The Schema (Any Format) reader acts as a wrapper for the true reader which will be used to retrieve the schema from a specially formulated table in a given dataset.

The Schema (Any Format) reader takes a file or multiple files, folder, URL, or database name as the input dataset. If the format that is ultimately targeted requires an input folder, the Schema (Any Format) reader will turn the input filename into a folder by removing the file name part of the path.

Because the format it will read from can be, and is by default, published, workspace authors who want to set up specific dataflows for a particular format can use the ParameterFetcher transformer to retrieve the name of the format that actually is being read to, and then potentially route features to other transformers using this value.

The Schema (Any Format) Schema reader reads the schema using the underlying reader, whose name is given by the Input Format workspace Navigator parameter.

Reading Formats that Contain Additional Parameters

The reader parameters for Schema (Any Format) are usually set by selecting a Format and Dataset. However, if you select a format like CSV or SQL Server, there are additional parameters that can control how the reader behaves. To expose a format's parameters in the Navigator pane, you will also have to add that format to the workspace as a resource.

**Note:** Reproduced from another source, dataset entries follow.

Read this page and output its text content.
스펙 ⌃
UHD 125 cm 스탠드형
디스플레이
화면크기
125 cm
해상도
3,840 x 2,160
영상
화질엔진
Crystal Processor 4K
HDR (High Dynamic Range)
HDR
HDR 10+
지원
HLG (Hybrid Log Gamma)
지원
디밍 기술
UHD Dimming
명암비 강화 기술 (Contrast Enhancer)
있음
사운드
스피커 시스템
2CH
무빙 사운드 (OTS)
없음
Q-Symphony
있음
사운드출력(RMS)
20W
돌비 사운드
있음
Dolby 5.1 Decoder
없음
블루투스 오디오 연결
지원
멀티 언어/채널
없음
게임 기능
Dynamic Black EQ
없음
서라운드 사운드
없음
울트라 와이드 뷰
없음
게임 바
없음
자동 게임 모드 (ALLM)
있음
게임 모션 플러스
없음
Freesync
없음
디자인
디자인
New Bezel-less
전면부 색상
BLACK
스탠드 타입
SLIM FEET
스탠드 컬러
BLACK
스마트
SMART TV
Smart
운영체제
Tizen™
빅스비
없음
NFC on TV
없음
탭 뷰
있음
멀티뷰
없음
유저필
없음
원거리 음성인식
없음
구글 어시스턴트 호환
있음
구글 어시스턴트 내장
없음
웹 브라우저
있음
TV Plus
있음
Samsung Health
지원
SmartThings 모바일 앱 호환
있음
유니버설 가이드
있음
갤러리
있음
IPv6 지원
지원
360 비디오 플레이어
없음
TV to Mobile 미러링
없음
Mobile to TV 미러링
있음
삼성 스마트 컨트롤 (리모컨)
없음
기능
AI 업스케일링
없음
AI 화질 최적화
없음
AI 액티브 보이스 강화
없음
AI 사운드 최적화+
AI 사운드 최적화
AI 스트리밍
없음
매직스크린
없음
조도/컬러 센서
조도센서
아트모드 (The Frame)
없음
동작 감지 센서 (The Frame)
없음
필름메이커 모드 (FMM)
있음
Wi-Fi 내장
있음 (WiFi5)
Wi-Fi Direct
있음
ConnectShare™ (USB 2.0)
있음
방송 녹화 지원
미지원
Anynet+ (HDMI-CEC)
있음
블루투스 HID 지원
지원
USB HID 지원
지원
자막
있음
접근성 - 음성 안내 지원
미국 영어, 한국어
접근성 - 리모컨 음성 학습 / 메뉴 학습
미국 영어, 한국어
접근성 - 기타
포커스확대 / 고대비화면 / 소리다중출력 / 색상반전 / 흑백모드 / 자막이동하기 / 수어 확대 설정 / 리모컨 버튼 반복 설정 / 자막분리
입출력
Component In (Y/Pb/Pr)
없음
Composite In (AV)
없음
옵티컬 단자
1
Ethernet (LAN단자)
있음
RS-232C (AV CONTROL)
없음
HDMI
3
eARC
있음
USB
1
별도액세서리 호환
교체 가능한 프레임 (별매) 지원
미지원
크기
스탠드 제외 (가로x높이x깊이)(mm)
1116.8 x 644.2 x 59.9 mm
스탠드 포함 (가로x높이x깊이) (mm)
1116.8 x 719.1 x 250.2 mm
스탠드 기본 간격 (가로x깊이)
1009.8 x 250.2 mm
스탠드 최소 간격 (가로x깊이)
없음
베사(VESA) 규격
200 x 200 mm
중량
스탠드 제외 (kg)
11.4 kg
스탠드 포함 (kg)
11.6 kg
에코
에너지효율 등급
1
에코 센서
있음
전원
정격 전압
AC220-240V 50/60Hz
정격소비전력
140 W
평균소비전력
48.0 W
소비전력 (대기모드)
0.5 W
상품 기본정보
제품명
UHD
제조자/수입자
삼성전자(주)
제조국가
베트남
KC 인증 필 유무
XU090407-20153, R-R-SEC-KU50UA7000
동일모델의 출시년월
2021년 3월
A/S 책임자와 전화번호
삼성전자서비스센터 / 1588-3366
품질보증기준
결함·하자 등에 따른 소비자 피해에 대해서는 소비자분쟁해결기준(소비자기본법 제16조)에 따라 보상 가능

From the Workbench menu bar, select Reader > Add Reader as Resource:

Any parameters you set here are also used by the Schema (Any Format) reader. However, the Source Dataset parameter on the Schema (Any Format) reader overrides this reader resource. For example, if you connect to a database, the Dataset is the database name. You will need to set this in the reader resource to make the database connection, but you also need to set it in the Schema (Any Format) Source Dataset parameter.